India is not a low competition country. Because:
  • 20+ lakh medical entrance students.
  • 15+ lakh JEE aspirants.
  • 10+ lakh UPSC aspirants.
  • Some segment in CA, Law and MBA entrance preparations.
  • Millions are preparing for government jobs.
So, when competition is massive, the average hard worker becomes invisible. The selection process happens at margins based on accuracy, decision making, time management and mental control. All of the above are planning skills, not effort metrics.

 (B) Coaching Culture

Indian coaching culture sells:
  • Long Schedules.
  • Water-Tight Schedules.
  • One Size fits all Plans.
The coaching culture in India rewards students based on obedience and not on thinking. Students work hard throughout the year work hard to follow instructions, not designing their own strategy. As a teacher (from coaching culture), I have seen students finish the entire syllabus but fail cutoffs.
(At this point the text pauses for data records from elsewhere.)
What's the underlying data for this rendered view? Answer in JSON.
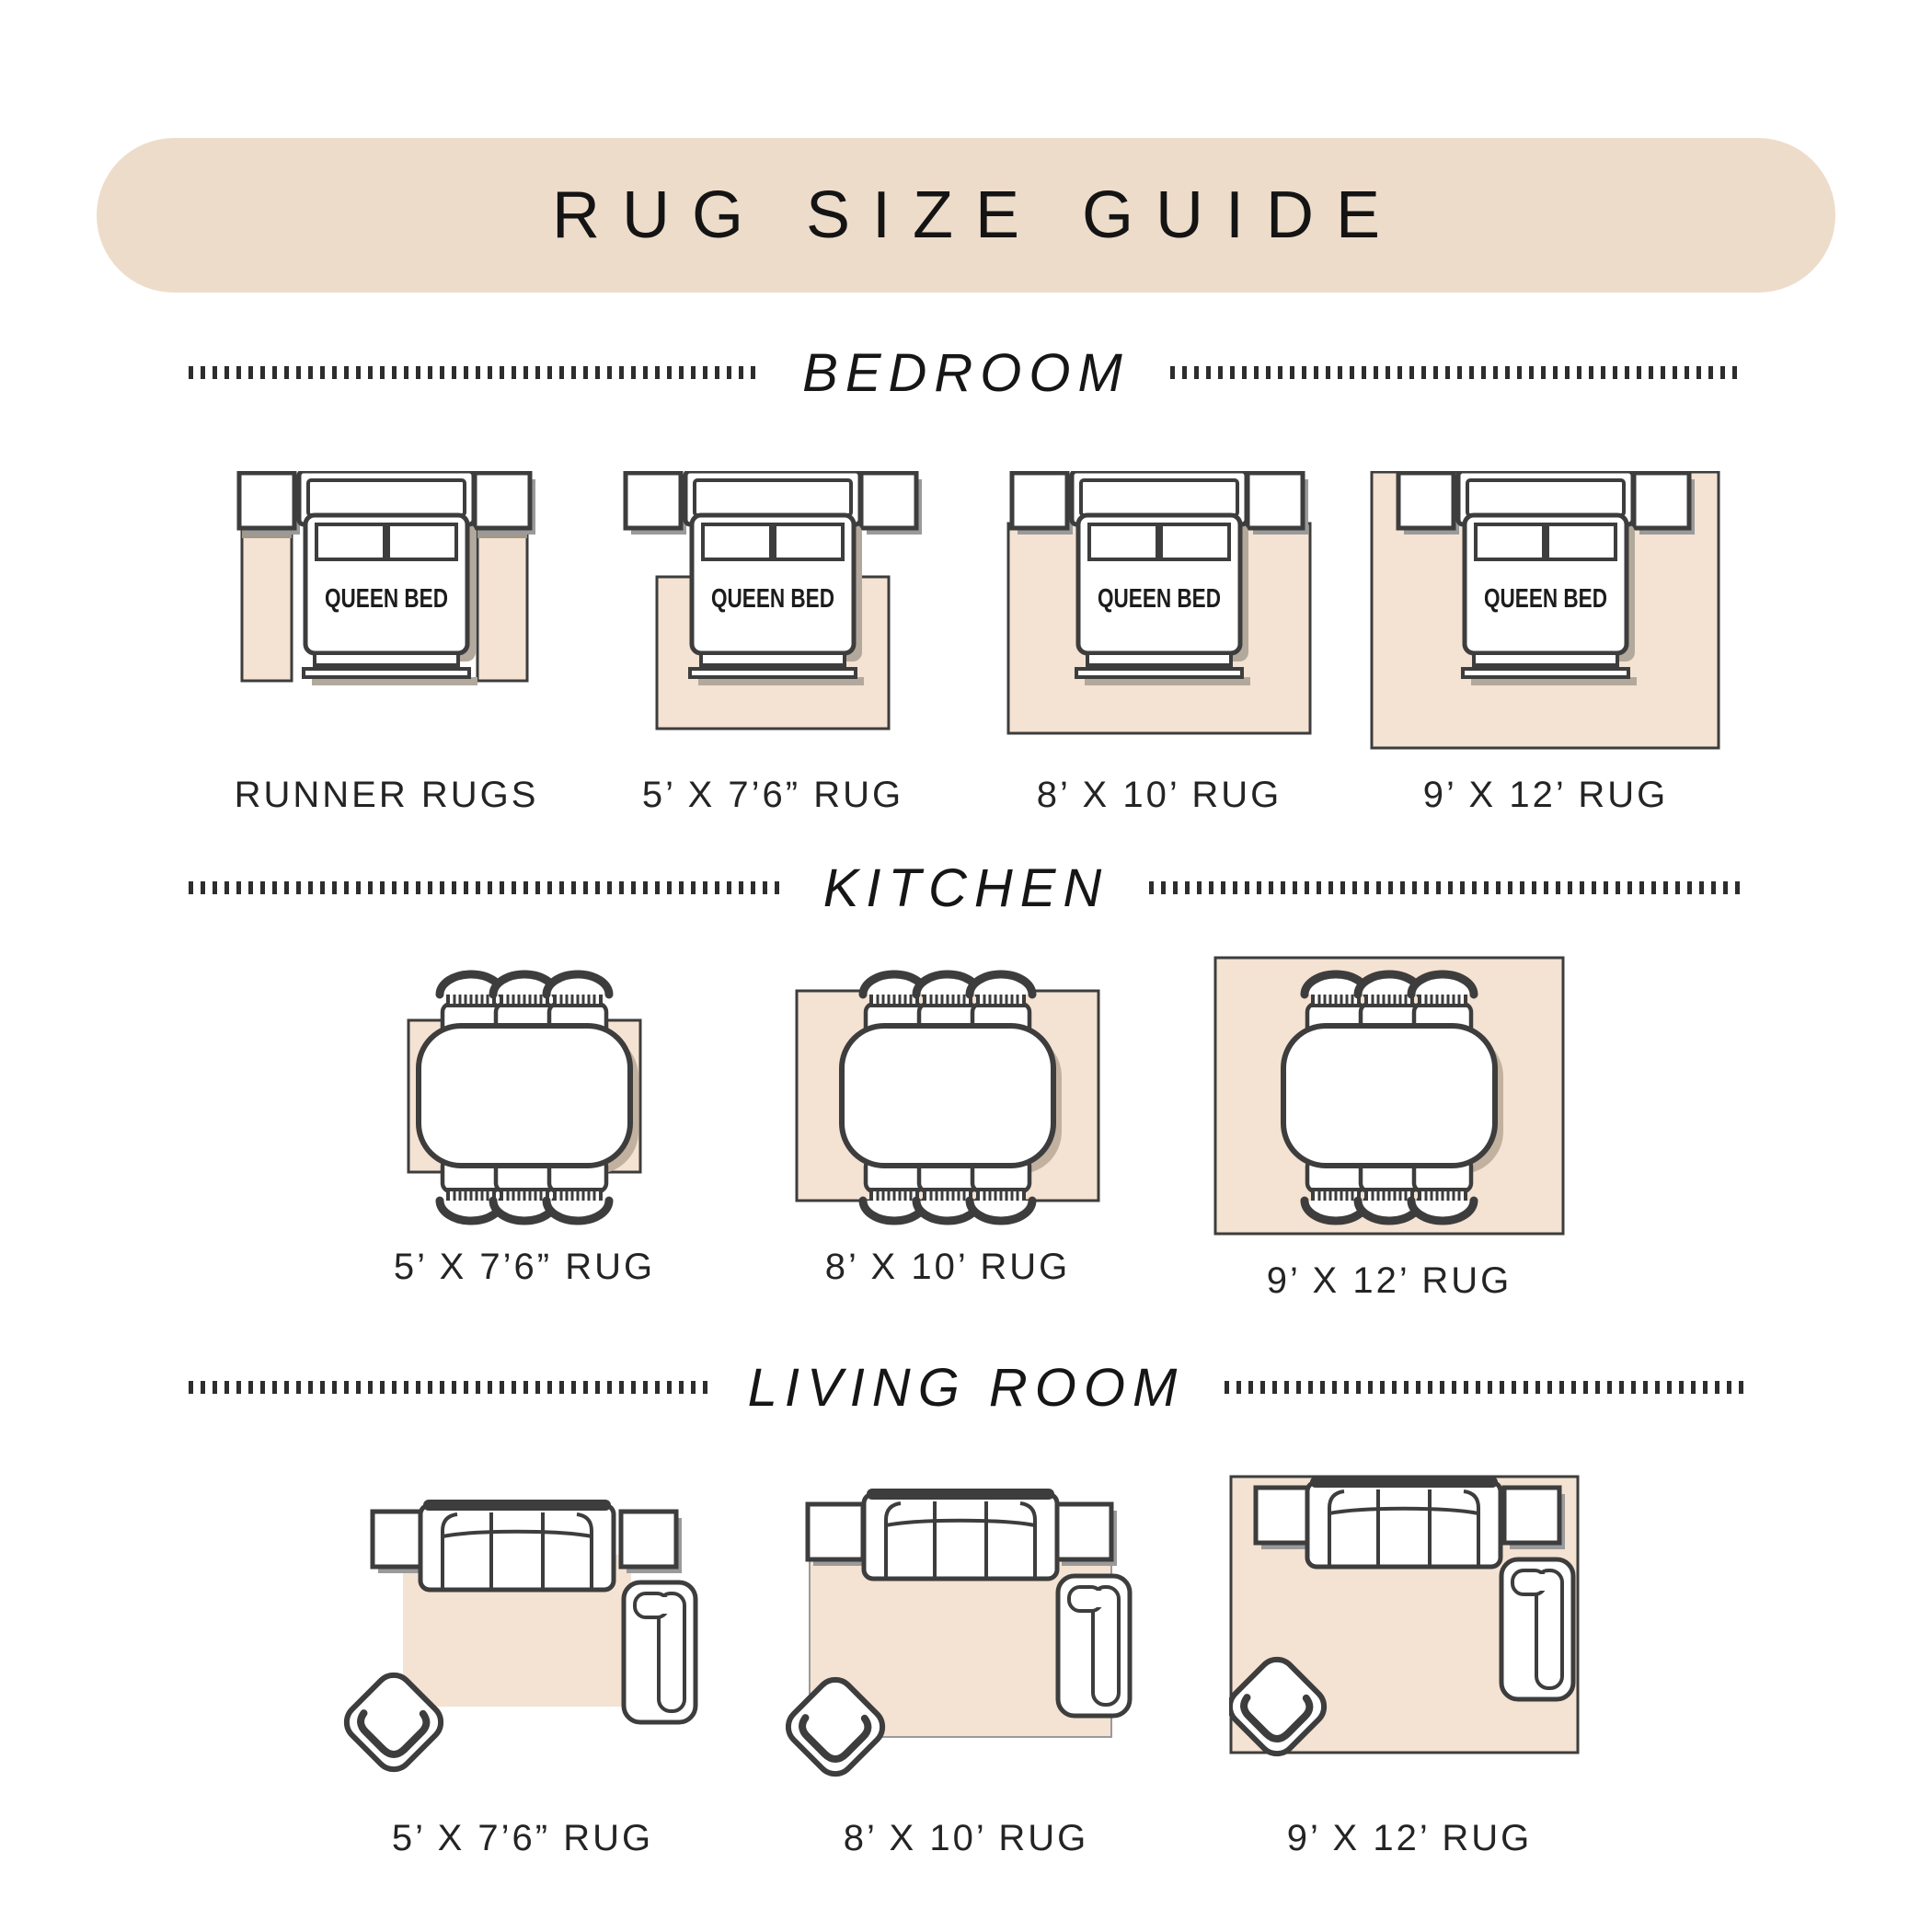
{
  "header": {
    "title": "RUG SIZE GUIDE"
  },
  "bed_label": "QUEEN BED",
  "sections": {
    "bedroom": {
      "title": "BEDROOM",
      "figures": [
        {
          "label": "RUNNER RUGS"
        },
        {
          "label": "5’ X 7’6” RUG"
        },
        {
          "label": "8’ X 10’ RUG"
        },
        {
          "label": "9’ X 12’ RUG"
        }
      ]
    },
    "kitchen": {
      "title": "KITCHEN",
      "figures": [
        {
          "label": "5’ X 7’6” RUG"
        },
        {
          "label": "8’ X 10’ RUG"
        },
        {
          "label": "9’ X 12’ RUG"
        }
      ]
    },
    "living_room": {
      "title": "LIVING ROOM",
      "figures": [
        {
          "label": "5’ X 7’6” RUG"
        },
        {
          "label": "8’ X 10’ RUG"
        },
        {
          "label": "9’ X 12’ RUG"
        }
      ]
    }
  },
  "colors": {
    "banner": "#eedccb",
    "rug": "#f4e2d2",
    "outline": "#3d3d3d",
    "shadow": "#b2a99c",
    "text": "#1f1f1f"
  }
}
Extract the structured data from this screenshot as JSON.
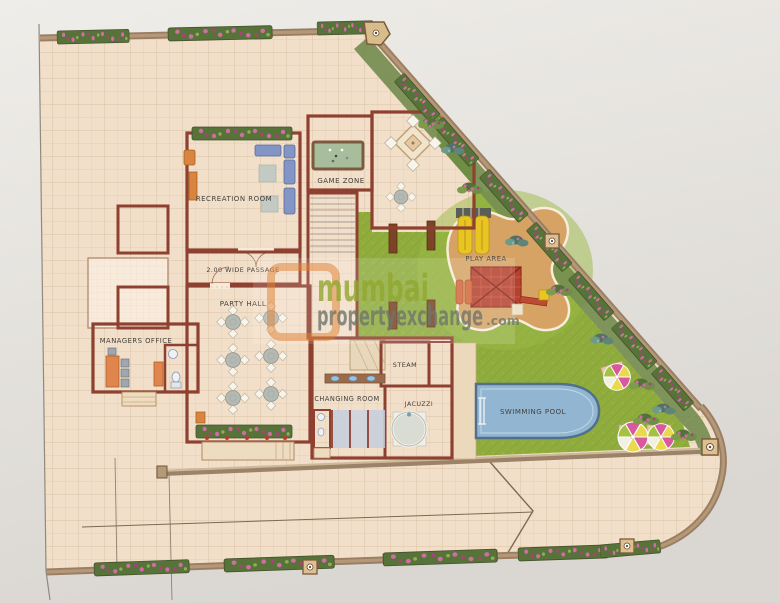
{
  "plan": {
    "labels": {
      "recreation_room": "RECREATION ROOM",
      "game_zone": "GAME ZONE",
      "passage": "2.00 WIDE PASSAGE",
      "party_hall": "PARTY HALL",
      "managers_office": "MANAGERS OFFICE",
      "play_area": "PLAY AREA",
      "steam": "STEAM",
      "changing_room": "CHANGING ROOM",
      "jacuzzi": "JACUZZI",
      "swimming_pool": "SWIMMING POOL"
    }
  },
  "watermark": {
    "line1": "mumbai",
    "line2": "propertyexchange",
    "suffix": ".com"
  },
  "colors": {
    "wall": "#8e4130",
    "ground": "#f1dfc9",
    "room": "#f8ebdc",
    "lawn": "#8fac3d",
    "sand": "#d6a365",
    "pool": "#92b6d1",
    "pool_border": "#50708e",
    "wm_orange": "#e2802f",
    "wm_green": "#91a82f",
    "wm_gray": "#70766a",
    "label": "#44403b",
    "flower_pink": "#cf6da4",
    "paper": "#eceae6",
    "wall_band": "#9a7e64"
  }
}
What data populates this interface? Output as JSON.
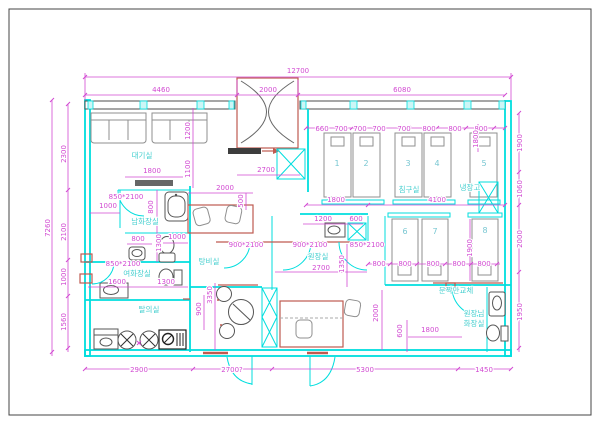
{
  "plan": {
    "rooms": {
      "waiting": "대기실",
      "mens_toilet": "남화장실",
      "womens_toilet": "여화장실",
      "changing": "탈의실",
      "pantry": "탕비실",
      "bedding": "침구실",
      "director_office": "원장실",
      "refrigerator": "냉장고",
      "door_note": "문짝만교체",
      "director_toilet_line1": "원장님",
      "director_toilet_line2": "화장실"
    },
    "bed_numbers": [
      "1",
      "2",
      "3",
      "4",
      "5",
      "6",
      "7",
      "8"
    ],
    "dims": {
      "top_overall": "12700",
      "top_left": "4460",
      "top_center": "2000",
      "top_right": "6080",
      "left_overall": "7260",
      "left_segs": [
        "2300",
        "2100",
        "1000",
        "1560"
      ],
      "right_segs": [
        "1900",
        "1060",
        "2000",
        "1950"
      ],
      "bottom_segs": [
        "2900",
        "2700?",
        "5300",
        "1450"
      ],
      "bed_top_row": [
        "660",
        "700",
        "700",
        "700",
        "700",
        "800",
        "800",
        "800"
      ],
      "bed_mid_row": [
        "800",
        "800",
        "800",
        "800",
        "800"
      ],
      "bed5_depth": "1800",
      "bed8_depth": "1900",
      "waiting_1800": "1800",
      "waiting_1100": "1100",
      "waiting_1200": "1200",
      "lobby_2700": "2700",
      "mens_door": "850*2100",
      "mens_1000": "1000",
      "mens_800v": "800",
      "desk_2000": "2000",
      "desk_500": "500",
      "mens_800": "800",
      "mens_1300": "1300",
      "mens_1000b": "1000",
      "womens_door": "850*2100",
      "womens_1600": "1600",
      "womens_1300": "1300",
      "bedding_1800": "1800",
      "bedding_4100": "4100",
      "sink_1200": "1200",
      "shaft_600": "600",
      "pantry_door": "900*2100",
      "office_door": "900*2100",
      "storage_door": "850*2100",
      "office_2700": "2700",
      "office_1350": "1350",
      "changing_3350": "3350",
      "changing_900": "900",
      "hall_2000": "2000",
      "toilet_600": "600",
      "toilet_1800": "1800"
    },
    "colors": {
      "wall_cyan": "#00dede",
      "dimension_magenta": "#d24ad2",
      "label_cyan": "#45cfcf",
      "accent_red": "#bf5a50",
      "furniture_gray": "#8f8f8f",
      "wall_dark": "#4d4d4d"
    }
  }
}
Memorise the formulas, but still panic in exams. Just because no one taught them how to plan, revise and execute under pressure. 

 (C) Hard Work Without Feedback

Indian society praised the students for their outcomes, not for their efforts. But effort without continuous feedback creates false confidence or sometimes overconfidence. The smart workers will have some edge here:
  • Smart Planners analyse their mistakes.
  • They adjust their strategies.
  • Drop ineffective methods and reduce their wastage of time.
Hard workers often repeat all these mistakes. Sometimes with more intensity, or sometimes less.

What is Smart Planning?

Smart Planning is not a shortcut or a trick. It is an intelligent alignment of effort. Smart Planning:

 (A) Based on the Syllabus and not on emotion

Most students prepare emotionally. For example, Today, I am feeling motivated, so I will finish more. I have attempted very less questions, let's make it more by guessing the answers. 

Smart Planners prepare structurally:
  • Topic Weightage
  • Past Year Trends
  • Return on time invested in a topic or chapter.
In India, exam pattern knowledge is the power.

 (B) Based on Energy and not on Idealism 

Hard workers always say that they will study for 10 hours daily. But in reality, they have family duties, job pressure, and mental fatigue. While Smart Planners work with their energy:
  • Fixed Deep Work Slots.
  • Buffer Days for extra work.
  • Weekly Evaluations.
Their planning is based on consistency and not on perfection. 

 (C) Execution is Measured and not Assumed

Hard workers say: I'll have studied a lot. While Smart Planners ask themselves:
  • How many questions did I  solve?
  • What was my accuracy in the exam?
  • What mistakes did I repeat?
In India, what gets measured gets improved.

Smart Planning Wins

Planning will do three powerful things.
  1. Reduce anxiety. 
  2. Prevents burnout.
  3. Improves decision-making under pressure.
That's why an average student with a plan often outperforms the intelligent students without one. 
Success in India is not about how much you suffer. It is about how intelligently you channelise your suffering. 
I have seen those students who study for 12 hours and calm or structured students succeed. It is not because they worked very little but because they worked with clarity. 

Hard work is a fuel, and Planning is steering. Without Steering, the fuel only burns.

Final Thought

India doesn't reward the most tired person. It rewards the most strategic one. Hard work is necessary but not sufficient in today's dynamic world, especially in India. If you want to win in Indian society:
  • Think before you grind.
  • Plan before you panic.
  • Execute before you complain.
Smart planning doesn't reduce efforts, but it multiplies the impact.

Welcome to Indian Mind Space - where thinking comes before hustling.